Each one of you will find nature to love and nature to nurture no matter where you live. The other day in the heart of St. Louis I stood beside a drainage ditch which had been built to receive wastewater from a parking lot. In the wide ditch I counted some 50 species of wild flowers, numerous trees, countless insects, 4 ducks, and a muskrat. How many people drive by this nature preserve every day? I do not know. But most of those people do not “see” it, even if they see it. The amazing variety of floras and faunas that make up our world are everywhere. If we notice them, and take notice of them, we go a long way toward insuring their continued survival. That includes weeds.

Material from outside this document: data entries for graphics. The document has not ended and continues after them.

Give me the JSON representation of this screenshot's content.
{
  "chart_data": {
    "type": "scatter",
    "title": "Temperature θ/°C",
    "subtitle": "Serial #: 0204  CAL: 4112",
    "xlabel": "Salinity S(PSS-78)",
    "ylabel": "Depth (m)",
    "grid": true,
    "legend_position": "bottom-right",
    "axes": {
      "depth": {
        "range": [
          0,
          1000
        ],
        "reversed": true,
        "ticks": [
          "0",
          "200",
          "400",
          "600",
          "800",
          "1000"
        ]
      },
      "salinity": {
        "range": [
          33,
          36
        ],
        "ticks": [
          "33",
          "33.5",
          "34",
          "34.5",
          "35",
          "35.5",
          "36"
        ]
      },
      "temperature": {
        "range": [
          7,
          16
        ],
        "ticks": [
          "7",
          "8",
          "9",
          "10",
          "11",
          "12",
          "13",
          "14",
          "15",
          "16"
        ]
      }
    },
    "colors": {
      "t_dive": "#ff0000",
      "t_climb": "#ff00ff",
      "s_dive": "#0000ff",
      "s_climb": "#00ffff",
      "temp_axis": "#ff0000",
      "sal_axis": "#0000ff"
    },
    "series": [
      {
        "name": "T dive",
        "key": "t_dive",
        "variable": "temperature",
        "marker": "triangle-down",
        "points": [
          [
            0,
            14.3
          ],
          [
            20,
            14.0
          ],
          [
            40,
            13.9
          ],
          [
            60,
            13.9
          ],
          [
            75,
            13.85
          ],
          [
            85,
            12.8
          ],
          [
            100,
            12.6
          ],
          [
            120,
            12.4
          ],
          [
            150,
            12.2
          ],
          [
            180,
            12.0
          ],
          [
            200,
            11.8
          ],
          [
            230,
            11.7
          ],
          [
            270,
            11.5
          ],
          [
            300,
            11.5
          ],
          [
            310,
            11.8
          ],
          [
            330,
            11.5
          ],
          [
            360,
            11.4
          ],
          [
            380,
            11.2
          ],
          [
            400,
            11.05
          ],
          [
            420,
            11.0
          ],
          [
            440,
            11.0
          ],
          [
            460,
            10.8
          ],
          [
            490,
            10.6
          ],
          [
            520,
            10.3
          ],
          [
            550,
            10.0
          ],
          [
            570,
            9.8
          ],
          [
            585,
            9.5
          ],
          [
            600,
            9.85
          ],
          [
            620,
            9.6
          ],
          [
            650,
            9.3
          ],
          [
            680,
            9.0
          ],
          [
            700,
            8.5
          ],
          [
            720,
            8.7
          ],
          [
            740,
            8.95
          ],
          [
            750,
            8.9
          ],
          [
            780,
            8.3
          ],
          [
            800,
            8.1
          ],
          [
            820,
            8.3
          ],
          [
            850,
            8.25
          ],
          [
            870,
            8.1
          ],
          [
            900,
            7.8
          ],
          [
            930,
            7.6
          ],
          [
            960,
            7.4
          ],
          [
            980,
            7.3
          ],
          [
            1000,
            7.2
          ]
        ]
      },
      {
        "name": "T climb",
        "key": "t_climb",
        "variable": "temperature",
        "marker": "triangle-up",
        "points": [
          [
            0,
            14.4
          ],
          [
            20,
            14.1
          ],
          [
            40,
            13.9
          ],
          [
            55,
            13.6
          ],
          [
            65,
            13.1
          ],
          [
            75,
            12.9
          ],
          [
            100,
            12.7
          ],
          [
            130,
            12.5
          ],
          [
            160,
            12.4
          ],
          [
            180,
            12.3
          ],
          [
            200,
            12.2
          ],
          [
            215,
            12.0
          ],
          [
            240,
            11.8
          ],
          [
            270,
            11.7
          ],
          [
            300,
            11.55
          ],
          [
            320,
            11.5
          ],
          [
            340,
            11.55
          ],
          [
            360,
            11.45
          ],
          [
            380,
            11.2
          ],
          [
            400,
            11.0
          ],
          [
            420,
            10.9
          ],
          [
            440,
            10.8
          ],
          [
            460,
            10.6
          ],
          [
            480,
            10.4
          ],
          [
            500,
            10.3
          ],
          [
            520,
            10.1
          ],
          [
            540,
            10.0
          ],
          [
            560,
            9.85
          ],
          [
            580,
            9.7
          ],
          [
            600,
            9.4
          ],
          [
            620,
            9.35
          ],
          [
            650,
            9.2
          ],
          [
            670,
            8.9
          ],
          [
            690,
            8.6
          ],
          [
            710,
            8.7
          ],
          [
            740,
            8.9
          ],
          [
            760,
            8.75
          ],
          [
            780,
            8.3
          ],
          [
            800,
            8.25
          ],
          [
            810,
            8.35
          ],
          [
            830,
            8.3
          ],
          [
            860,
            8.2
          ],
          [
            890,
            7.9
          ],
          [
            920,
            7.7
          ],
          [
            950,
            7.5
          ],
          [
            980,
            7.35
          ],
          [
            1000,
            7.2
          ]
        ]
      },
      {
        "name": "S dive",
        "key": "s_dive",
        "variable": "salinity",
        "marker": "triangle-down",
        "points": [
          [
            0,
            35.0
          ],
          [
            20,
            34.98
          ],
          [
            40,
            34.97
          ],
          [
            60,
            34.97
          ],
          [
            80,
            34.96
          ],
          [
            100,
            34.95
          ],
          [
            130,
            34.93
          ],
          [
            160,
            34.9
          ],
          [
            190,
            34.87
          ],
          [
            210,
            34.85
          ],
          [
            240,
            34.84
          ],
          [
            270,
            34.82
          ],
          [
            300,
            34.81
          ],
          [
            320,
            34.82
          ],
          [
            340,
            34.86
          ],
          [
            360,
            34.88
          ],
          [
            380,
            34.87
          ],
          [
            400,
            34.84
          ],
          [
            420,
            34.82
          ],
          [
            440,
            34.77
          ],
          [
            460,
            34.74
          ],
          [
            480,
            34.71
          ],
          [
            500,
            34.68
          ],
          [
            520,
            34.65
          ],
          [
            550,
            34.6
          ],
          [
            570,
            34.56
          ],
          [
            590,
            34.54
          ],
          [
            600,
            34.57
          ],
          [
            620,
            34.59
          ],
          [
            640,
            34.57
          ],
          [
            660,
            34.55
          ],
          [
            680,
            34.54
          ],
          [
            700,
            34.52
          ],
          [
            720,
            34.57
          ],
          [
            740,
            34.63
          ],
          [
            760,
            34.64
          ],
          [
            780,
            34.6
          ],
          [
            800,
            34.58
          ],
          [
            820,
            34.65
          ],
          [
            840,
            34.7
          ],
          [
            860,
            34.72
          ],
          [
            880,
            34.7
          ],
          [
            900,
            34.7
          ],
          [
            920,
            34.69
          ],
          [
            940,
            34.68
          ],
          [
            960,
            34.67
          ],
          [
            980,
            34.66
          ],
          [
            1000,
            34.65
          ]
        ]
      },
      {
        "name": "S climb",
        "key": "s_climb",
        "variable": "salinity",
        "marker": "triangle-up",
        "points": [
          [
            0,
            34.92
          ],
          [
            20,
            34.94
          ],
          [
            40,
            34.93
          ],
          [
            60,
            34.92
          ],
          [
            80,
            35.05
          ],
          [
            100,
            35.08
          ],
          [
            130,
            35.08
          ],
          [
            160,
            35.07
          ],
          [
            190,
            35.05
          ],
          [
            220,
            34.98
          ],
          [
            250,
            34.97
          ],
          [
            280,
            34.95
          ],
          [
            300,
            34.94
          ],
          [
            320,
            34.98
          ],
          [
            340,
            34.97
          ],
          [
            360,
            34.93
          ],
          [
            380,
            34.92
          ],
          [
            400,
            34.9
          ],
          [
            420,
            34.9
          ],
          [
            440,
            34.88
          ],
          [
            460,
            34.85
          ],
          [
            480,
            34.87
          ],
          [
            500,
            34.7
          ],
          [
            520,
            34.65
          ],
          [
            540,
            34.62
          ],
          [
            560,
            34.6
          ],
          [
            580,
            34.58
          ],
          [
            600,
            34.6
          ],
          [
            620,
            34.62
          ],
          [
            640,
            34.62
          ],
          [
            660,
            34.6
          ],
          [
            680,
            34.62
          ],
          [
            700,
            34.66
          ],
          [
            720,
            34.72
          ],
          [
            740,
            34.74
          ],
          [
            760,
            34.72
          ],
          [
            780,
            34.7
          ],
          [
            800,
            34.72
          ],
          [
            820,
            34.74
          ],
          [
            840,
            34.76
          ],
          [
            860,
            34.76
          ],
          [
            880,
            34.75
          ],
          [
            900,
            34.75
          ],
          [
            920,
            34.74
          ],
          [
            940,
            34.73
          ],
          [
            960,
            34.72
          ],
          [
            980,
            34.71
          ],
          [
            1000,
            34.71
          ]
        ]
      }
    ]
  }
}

Postscript: All these pictures were taken by me in and around a little native prairie plot that I planted about seven or eight years ago. It has been a great pleasure to watch it develop. For the first couple of years I saw mostly grasses (blue stems) and then some of the more robust forbs (black-eyed susans, coneflowers.) Finally, after a couple of years I saw compass plants growing in the plot. Their germination requires winter temperatures and abrasion (some prairie plants even require burning to benefit seed germination.) In what may seem a contradiction I have had to “weed” my plot from time to time to eliminate persistent and successful invaders like giant ragweed and musk thistle which threatened to “take over”. I am glad to say that as the plot has matured it has, on its own, eliminated the contradiction. I almost never have to weed anymore since the “native” plants now form an equilibrium that doesn’t exactly keep the invaders out but holds them to a level where they are simply another part of the community. And I have decided to welcome some local “invaders” who are not strictly “native prairie” species simply because I like them (common milkweed and Queen Anne’s Lace.) This is what I mean when I say that everyone can find nature to love and nature to nurture in their own lives, be it a prairie restoration project or building a bat house to put in their yard.